Un œcuménisme scientifique assumé
De trente sections à ses débuts, le Comité national en compte quarante cinq une trentaine d'années plus tard. Cette augmentation
illustre le souci de chaque discipline d'assurer sa
représentation au sein de l'organisme. Mais pour les instances
dirigentes du CNRS ce découpage est destiné
à répondre aux mutations opérées dans le champ des connaissances, au
développement des moyens nécessaires à certaines disciplines,
enfin à l'évolution des chaires universitaires notamment dans le
domaine des sciences humaines et sociales (SHS). Trois cas permettent
de cerner cette évolution et leurs différences : la physique, les sciences de la vie et les sciences sociales.
Dans une large mesure le CNRS des débuts fut une affaire de
physiciens. Pourtant, à l'inverse de leurs collègues mathématiciens,
ceux-ci n'ont pas tardé à s'affranchir largement des compétences du Comité national
[14]. L'astrophysique avait trouvé sa
place au CNRS dès l’avant-guerre avec l'Institut d'astrophysique de Paris (IAP)
ou l'Observatoire de haute Provence (OHP), tandis que les années 1950
ont vu le développement de la radio-astronomie (Centre de Nancay).
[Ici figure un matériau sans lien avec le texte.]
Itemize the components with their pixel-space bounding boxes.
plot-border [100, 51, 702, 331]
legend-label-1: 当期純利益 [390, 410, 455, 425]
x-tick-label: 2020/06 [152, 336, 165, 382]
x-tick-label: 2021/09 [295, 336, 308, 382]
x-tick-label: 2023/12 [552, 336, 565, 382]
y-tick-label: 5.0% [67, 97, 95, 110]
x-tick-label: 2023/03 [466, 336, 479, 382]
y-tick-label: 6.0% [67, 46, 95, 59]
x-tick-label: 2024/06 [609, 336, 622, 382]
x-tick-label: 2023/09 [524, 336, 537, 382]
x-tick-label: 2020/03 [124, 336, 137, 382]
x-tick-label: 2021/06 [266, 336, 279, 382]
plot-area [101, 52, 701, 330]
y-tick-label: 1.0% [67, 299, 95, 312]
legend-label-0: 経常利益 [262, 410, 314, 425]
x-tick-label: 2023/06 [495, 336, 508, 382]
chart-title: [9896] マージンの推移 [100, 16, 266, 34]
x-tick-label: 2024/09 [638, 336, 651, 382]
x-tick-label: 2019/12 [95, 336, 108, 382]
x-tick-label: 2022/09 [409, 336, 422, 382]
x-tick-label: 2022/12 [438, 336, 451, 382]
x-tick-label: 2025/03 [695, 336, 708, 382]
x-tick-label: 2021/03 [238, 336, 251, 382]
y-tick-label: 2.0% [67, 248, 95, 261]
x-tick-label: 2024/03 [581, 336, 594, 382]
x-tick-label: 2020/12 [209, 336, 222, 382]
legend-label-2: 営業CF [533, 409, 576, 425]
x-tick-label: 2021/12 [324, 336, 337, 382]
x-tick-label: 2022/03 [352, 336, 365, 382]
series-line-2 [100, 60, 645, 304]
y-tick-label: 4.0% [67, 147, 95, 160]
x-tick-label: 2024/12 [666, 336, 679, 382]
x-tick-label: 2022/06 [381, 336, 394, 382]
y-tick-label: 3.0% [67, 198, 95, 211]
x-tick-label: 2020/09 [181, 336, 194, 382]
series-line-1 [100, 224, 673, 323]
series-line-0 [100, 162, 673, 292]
Simultanément, la physique du solide a suscité très tôt
des
coopérations inter-organismes et internationales avec par exemple
l'installation d'un organisme très
autonome, le Centre d'études
nucléaires de Grenoble (CEN-G) de
Louis Néel
(Nobel de physique 1970)
[15]. Le CNRS a donc accompagné le développement de certaines disciplines très gourmandes en moyens lourds, ce qui l'a
conduit à ouvrir des instituts censées les affranchir des contraintes du
Comité national en matière de gestion budgétaire, comme de statut du
personnel. Dans les années 1960, à l'instigation de
Jean-François
Denisse,
les astrophysiciens et les géophysiciens se sont réunis au
sein d'un 'Institut national d'astrophysique et de géophysique' (INAG).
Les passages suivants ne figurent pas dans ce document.